2) If you do not remove the heat from the hot side, it will overheat and fail.

3) Heat flows from hot to cold- if you tried to "bottle it" - the best you could hope for is that the internal temp of your bottle would match the heat source.

#### crutschow

Joined Mar 14, 2008
30,747
If I trap the heat on the hot side of Peltier using a vacuum flask where no heat can escape to the surroundings so that the room can get cooled faster.
Why would you think that would help?
The Peltier removes heat from the cold side and moves it to the hot side (like an air conditioner).
The hotter the hot side gets, the poorer the transfer efficiency of the Peltier.

#### MrChips

Joined Oct 2, 2009
27,086
How does one trap heat?
What is heat?

Heat is thermal energy.
Where is this energy? Thermal energy is represented in the motion of atoms and molecules. You can transfer this energy via three mechanisms, conduction, convection, and radiation.

The efficiency of a Peltier device or TEC (thermo electric cooler) is dependent on the temperature difference between the hot side and the cold side. The heat energy on the hot side must be removed otherwise the temperature will rise and the device will be destroyed.

You remove the heat using conduction, convection, and radiation. You do not want to trap the heat.

Imagine that the TEC was mounted to an almost infinitely large heat sink or water tank.
The thermal capacity of the tank is so large that it will maintain the temperature of the hot side at the given ambient temperature. Furthermore, the tank itself does not rise in temperature and neither does the room.

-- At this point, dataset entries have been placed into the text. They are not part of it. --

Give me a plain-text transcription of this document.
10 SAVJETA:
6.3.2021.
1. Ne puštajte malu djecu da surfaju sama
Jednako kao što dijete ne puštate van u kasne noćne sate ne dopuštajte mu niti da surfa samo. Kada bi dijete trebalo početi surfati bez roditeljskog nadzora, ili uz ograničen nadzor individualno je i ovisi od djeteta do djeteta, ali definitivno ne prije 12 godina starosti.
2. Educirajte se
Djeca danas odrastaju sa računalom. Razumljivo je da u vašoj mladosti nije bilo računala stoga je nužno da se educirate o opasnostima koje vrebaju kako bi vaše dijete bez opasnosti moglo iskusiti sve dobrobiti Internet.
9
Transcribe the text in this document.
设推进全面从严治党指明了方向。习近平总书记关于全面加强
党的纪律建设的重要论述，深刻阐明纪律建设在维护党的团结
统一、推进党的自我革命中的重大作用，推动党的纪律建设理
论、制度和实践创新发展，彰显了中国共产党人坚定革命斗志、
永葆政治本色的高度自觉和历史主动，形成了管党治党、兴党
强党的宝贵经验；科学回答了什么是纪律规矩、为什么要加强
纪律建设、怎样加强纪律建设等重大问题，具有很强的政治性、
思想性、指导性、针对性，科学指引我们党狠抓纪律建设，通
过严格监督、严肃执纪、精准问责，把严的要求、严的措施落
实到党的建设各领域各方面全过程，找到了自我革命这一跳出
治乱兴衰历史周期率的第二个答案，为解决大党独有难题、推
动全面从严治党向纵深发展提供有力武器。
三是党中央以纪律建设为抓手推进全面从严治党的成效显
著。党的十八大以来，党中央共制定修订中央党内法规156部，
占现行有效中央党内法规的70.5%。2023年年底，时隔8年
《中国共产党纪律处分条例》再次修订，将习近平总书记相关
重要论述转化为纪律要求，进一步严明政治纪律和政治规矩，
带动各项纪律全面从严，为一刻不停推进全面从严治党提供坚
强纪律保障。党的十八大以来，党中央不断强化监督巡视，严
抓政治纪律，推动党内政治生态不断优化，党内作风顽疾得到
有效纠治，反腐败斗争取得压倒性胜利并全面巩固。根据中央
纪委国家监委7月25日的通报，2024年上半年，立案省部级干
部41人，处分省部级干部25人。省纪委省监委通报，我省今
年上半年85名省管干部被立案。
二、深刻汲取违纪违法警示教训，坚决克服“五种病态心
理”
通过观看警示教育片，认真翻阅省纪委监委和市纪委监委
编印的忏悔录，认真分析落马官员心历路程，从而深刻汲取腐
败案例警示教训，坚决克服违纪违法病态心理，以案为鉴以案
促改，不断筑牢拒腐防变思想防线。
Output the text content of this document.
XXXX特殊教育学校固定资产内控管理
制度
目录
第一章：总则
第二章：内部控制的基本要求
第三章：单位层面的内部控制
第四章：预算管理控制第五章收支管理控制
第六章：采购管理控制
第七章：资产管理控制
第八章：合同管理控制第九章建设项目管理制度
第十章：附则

This will work to cool the air in the room only if the thermal capacity of the air is lower than that of the tank. The overall net result is the total energy in the room rises because power has to be applied to the TEC to operate it.

#### Papabravo

Joined Feb 24, 2006
19,244
There are three laws of thermodynamics:
1. You cannot win
2. You cannot break even
3. You cannot get out of the game

#### Lo_volt

Joined Apr 3, 2014
275
MrChips' explanation is correct. To highlight, once you run a fixed current through a peltier, it attempts to maintain a fixed temperature difference between the hot side and the cold side. If you "bottle" the heat, the temperature inside the bottle will rise until it reaches the cold side temperature plus that temperature difference. When this happens it will no longer cool the cold side. Given the inefficiency of the peltier it will overheat and destroy itself.

It actually might work if you had a large enough bottle (maybe a few cubic meters in volume). However a freon based cooling system would be far more efficient at that size. There are heating and cooling systems that store heat for later use or for heating tap water.